It is easy to set this problem up as a trace optimization problem. The total variance of \(Y\) (which is necessarily also zero mean) is given by
\begin{equation} \begin{aligned} \mathbb{E} Y^{\mathsf{T} }Y &= \mathbb{E} \mathsf{tr}\ YY^{\mathsf{T}}\\ &= \mathbb{E} \mathsf{tr}\ V^{\mathsf{T}} X X^{\mathsf{T}} V\\ &= \mathsf{tr}\ V^{\mathsf{T}} \Sigma V.\\ \end{aligned}\notag \end{equation}
Thus, the problem comes down to solving:
\begin{equation} \begin{aligned} \underset{V \in \R^{n \times k}}{\text{maximize}}&\ \mathsf{tr}\ V^{\mathsf{T}} \Sigma V\\ \text{subject to}&\ V^{\mathsf{T}} V = I, \end{aligned}\notag \end{equation}
which is a standard trace optimization problem. The solution of which is, famously, given by \(k\) eigenvectors corresponding to the \(k\) largest eigenvalues of \(\Sigma\).

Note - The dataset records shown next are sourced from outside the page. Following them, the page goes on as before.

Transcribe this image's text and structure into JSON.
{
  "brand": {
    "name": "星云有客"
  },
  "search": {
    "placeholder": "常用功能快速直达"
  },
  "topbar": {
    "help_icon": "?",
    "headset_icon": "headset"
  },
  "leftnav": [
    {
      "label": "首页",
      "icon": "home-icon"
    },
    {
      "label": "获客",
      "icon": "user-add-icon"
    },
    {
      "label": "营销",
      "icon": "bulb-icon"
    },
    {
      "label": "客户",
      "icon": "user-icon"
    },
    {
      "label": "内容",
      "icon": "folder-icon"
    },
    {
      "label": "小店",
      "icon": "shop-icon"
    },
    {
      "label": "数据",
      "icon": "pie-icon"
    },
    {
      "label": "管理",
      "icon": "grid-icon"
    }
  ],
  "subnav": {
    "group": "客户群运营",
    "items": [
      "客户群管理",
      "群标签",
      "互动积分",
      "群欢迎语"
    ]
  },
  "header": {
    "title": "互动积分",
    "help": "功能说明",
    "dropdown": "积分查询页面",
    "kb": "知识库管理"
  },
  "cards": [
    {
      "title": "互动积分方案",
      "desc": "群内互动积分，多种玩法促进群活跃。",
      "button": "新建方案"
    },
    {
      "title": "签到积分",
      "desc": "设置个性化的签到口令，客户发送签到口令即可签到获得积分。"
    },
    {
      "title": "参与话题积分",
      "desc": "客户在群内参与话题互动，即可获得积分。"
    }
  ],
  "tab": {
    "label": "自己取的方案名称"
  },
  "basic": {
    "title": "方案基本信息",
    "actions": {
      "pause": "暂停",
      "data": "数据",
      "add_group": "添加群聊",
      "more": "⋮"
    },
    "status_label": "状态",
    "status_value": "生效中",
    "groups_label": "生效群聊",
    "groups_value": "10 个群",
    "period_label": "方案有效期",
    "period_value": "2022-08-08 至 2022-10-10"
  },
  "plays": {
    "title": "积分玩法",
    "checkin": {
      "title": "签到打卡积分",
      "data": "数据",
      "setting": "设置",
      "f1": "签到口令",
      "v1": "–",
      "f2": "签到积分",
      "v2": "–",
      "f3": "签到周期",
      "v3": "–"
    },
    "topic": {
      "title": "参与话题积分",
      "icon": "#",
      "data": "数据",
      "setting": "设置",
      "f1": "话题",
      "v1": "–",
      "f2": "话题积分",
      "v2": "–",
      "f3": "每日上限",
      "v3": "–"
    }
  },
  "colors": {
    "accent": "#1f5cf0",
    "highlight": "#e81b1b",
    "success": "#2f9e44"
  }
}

Remark: Given an actual data matrix $X \in \R^{N \times n}$, one might naturally think to just estimate a covariance matrix $\widehat{\Sigma} \approx \frac{1}{N} X^{\mathsf{T}} X$. However, this is a mistake. The eigendecomposition of $\widehat{\Sigma}$ can be computed directly from a Singular Value Decomposition of the matrix $X$ itself. Indeed, for most purposes I am aware of, the actual computation of $X^{\mathsf{T}} X$ is unnecessary and should not be performed in practice.

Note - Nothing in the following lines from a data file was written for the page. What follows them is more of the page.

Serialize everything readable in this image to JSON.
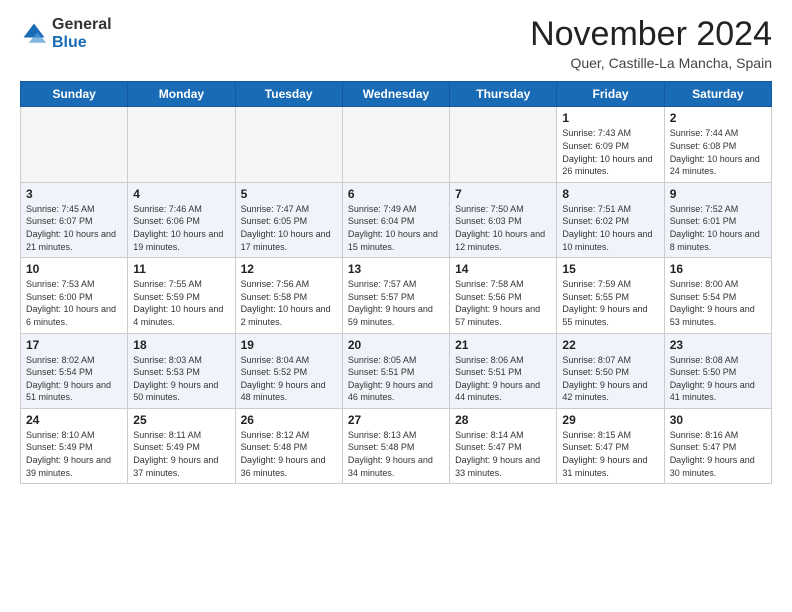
{
  "header": {
    "logo_general": "General",
    "logo_blue": "Blue",
    "month_title": "November 2024",
    "location": "Quer, Castille-La Mancha, Spain"
  },
  "weekdays": [
    "Sunday",
    "Monday",
    "Tuesday",
    "Wednesday",
    "Thursday",
    "Friday",
    "Saturday"
  ],
  "weeks": [
    [
      {
        "day": "",
        "info": ""
      },
      {
        "day": "",
        "info": ""
      },
      {
        "day": "",
        "info": ""
      },
      {
        "day": "",
        "info": ""
      },
      {
        "day": "",
        "info": ""
      },
      {
        "day": "1",
        "info": "Sunrise: 7:43 AM\nSunset: 6:09 PM\nDaylight: 10 hours and 26 minutes."
      },
      {
        "day": "2",
        "info": "Sunrise: 7:44 AM\nSunset: 6:08 PM\nDaylight: 10 hours and 24 minutes."
      }
    ],
    [
      {
        "day": "3",
        "info": "Sunrise: 7:45 AM\nSunset: 6:07 PM\nDaylight: 10 hours and 21 minutes."
      },
      {
        "day": "4",
        "info": "Sunrise: 7:46 AM\nSunset: 6:06 PM\nDaylight: 10 hours and 19 minutes."
      },
      {
        "day": "5",
        "info": "Sunrise: 7:47 AM\nSunset: 6:05 PM\nDaylight: 10 hours and 17 minutes."
      },
      {
        "day": "6",
        "info": "Sunrise: 7:49 AM\nSunset: 6:04 PM\nDaylight: 10 hours and 15 minutes."
      },
      {
        "day": "7",
        "info": "Sunrise: 7:50 AM\nSunset: 6:03 PM\nDaylight: 10 hours and 12 minutes."
      },
      {
        "day": "8",
        "info": "Sunrise: 7:51 AM\nSunset: 6:02 PM\nDaylight: 10 hours and 10 minutes."
      },
      {
        "day": "9",
        "info": "Sunrise: 7:52 AM\nSunset: 6:01 PM\nDaylight: 10 hours and 8 minutes."
      }
    ],
    [
      {
        "day": "10",
        "info": "Sunrise: 7:53 AM\nSunset: 6:00 PM\nDaylight: 10 hours and 6 minutes."
      },
      {
        "day": "11",
        "info": "Sunrise: 7:55 AM\nSunset: 5:59 PM\nDaylight: 10 hours and 4 minutes."
      },
      {
        "day": "12",
        "info": "Sunrise: 7:56 AM\nSunset: 5:58 PM\nDaylight: 10 hours and 2 minutes."
      },
      {
        "day": "13",
        "info": "Sunrise: 7:57 AM\nSunset: 5:57 PM\nDaylight: 9 hours and 59 minutes."
      },
      {
        "day": "14",
        "info": "Sunrise: 7:58 AM\nSunset: 5:56 PM\nDaylight: 9 hours and 57 minutes."
      },
      {
        "day": "15",
        "info": "Sunrise: 7:59 AM\nSunset: 5:55 PM\nDaylight: 9 hours and 55 minutes."
      },
      {
        "day": "16",
        "info": "Sunrise: 8:00 AM\nSunset: 5:54 PM\nDaylight: 9 hours and 53 minutes."
      }
    ],
    [
      {
        "day": "17",
        "info": "Sunrise: 8:02 AM\nSunset: 5:54 PM\nDaylight: 9 hours and 51 minutes."
      },
      {
        "day": "18",
        "info": "Sunrise: 8:03 AM\nSunset: 5:53 PM\nDaylight: 9 hours and 50 minutes."
      },
      {
        "day": "19",
        "info": "Sunrise: 8:04 AM\nSunset: 5:52 PM\nDaylight: 9 hours and 48 minutes."
      },
      {
        "day": "20",
        "info": "Sunrise: 8:05 AM\nSunset: 5:51 PM\nDaylight: 9 hours and 46 minutes."
      },
      {
        "day": "21",
        "info": "Sunrise: 8:06 AM\nSunset: 5:51 PM\nDaylight: 9 hours and 44 minutes."
      },
      {
        "day": "22",
        "info": "Sunrise: 8:07 AM\nSunset: 5:50 PM\nDaylight: 9 hours and 42 minutes."
      },
      {
        "day": "23",
        "info": "Sunrise: 8:08 AM\nSunset: 5:50 PM\nDaylight: 9 hours and 41 minutes."
      }
    ],
    [
      {
        "day": "24",
        "info": "Sunrise: 8:10 AM\nSunset: 5:49 PM\nDaylight: 9 hours and 39 minutes."
      },
      {
        "day": "25",
        "info": "Sunrise: 8:11 AM\nSunset: 5:49 PM\nDaylight: 9 hours and 37 minutes."
      },
      {
        "day": "26",
        "info": "Sunrise: 8:12 AM\nSunset: 5:48 PM\nDaylight: 9 hours and 36 minutes."
      },
      {
        "day": "27",
        "info": "Sunrise: 8:13 AM\nSunset: 5:48 PM\nDaylight: 9 hours and 34 minutes."
      },
      {
        "day": "28",
        "info": "Sunrise: 8:14 AM\nSunset: 5:47 PM\nDaylight: 9 hours and 33 minutes."
      },
      {
        "day": "29",
        "info": "Sunrise: 8:15 AM\nSunset: 5:47 PM\nDaylight: 9 hours and 31 minutes."
      },
      {
        "day": "30",
        "info": "Sunrise: 8:16 AM\nSunset: 5:47 PM\nDaylight: 9 hours and 30 minutes."
      }
    ]
  ]
}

Weighted Principle Component Analysis
The choice in the last section of maximizing the total variance of \(Y = V^{\mathsf{T}} X\) was arbitrary. There is a natural generalization of this formulation where we will still find a matrix \(V\) to compute some projection \(Y = V^{\mathsf{T}} X\) as usual, but now we will weight the “importance” of the various components of \(X\) by some matrix \(W\) (which is often likely to be diagonal, though this is not a requirement). A natural objective is then the quantity \(\mathbb{E}||V^{\mathsf{T}} W^{1/2} X||_2^2 = \mathsf{tr}\ V^{\mathsf{T}} W^{1/2} \Sigma W^{1/2} V\). This objective can be plugged into another trace optimization problem with constraint \(V^{\mathsf{T}} V = I\).
Interestingly, if we absorb the factor \(W^{1/2}\) into \(V\) as in \(\tilde{V}_W = W^{1/2} V\) we can re-write the constraint in terms of \(\tilde{V}_W\) as in \(V^{\mathsf{T}} V = \tilde{V}_W W^{-1} \tilde{V}_W = I\). That is, the matrix \(\tilde{V}_W\) will be orthogonal with respect to the inner product \(\lang\cdot, \cdot\rang_W\).
The PCA weighting scheme will not necessarily make any significant difference in regards to the estimated or reconstructed vector \(\widehat{X} = \sum_{k = 1}^K \lang v_i, X \rang_W W^{-1} v_i\), particularly if both the covariance matrix of \(X\) and the weight matrix \(W\) are diagonal. The differences arise when there is significant correlation structure in \(X\), in which case the weighting scheme can substantively impact the correlation structure of the factors \(v_i\).
Remark: When reconstructing an estimate of an image (or other data) from a weighted PCA, one must be careful to carry out the linear projections with respect to the weighted inner product, otherwise the results will be nonsensical.
Rayleigh Quotients and Fisher’s Linear Discriminant
Principle component analysis is a ubiquitous technique for dimensionality reduction. However, it suffers a major drawback in that it is completely unsupervised, whereas data often come attached with class labels. For example, we may have a random variable \(X\) and, associated with \(X\) is a random class label \(Y \in [C] = \{1, \ldots, C\}\) indicating that \(X\) belongs to one of \(C\) separate classes. These classes may represent a data source, a target label, or be simply some discrete feature of the data.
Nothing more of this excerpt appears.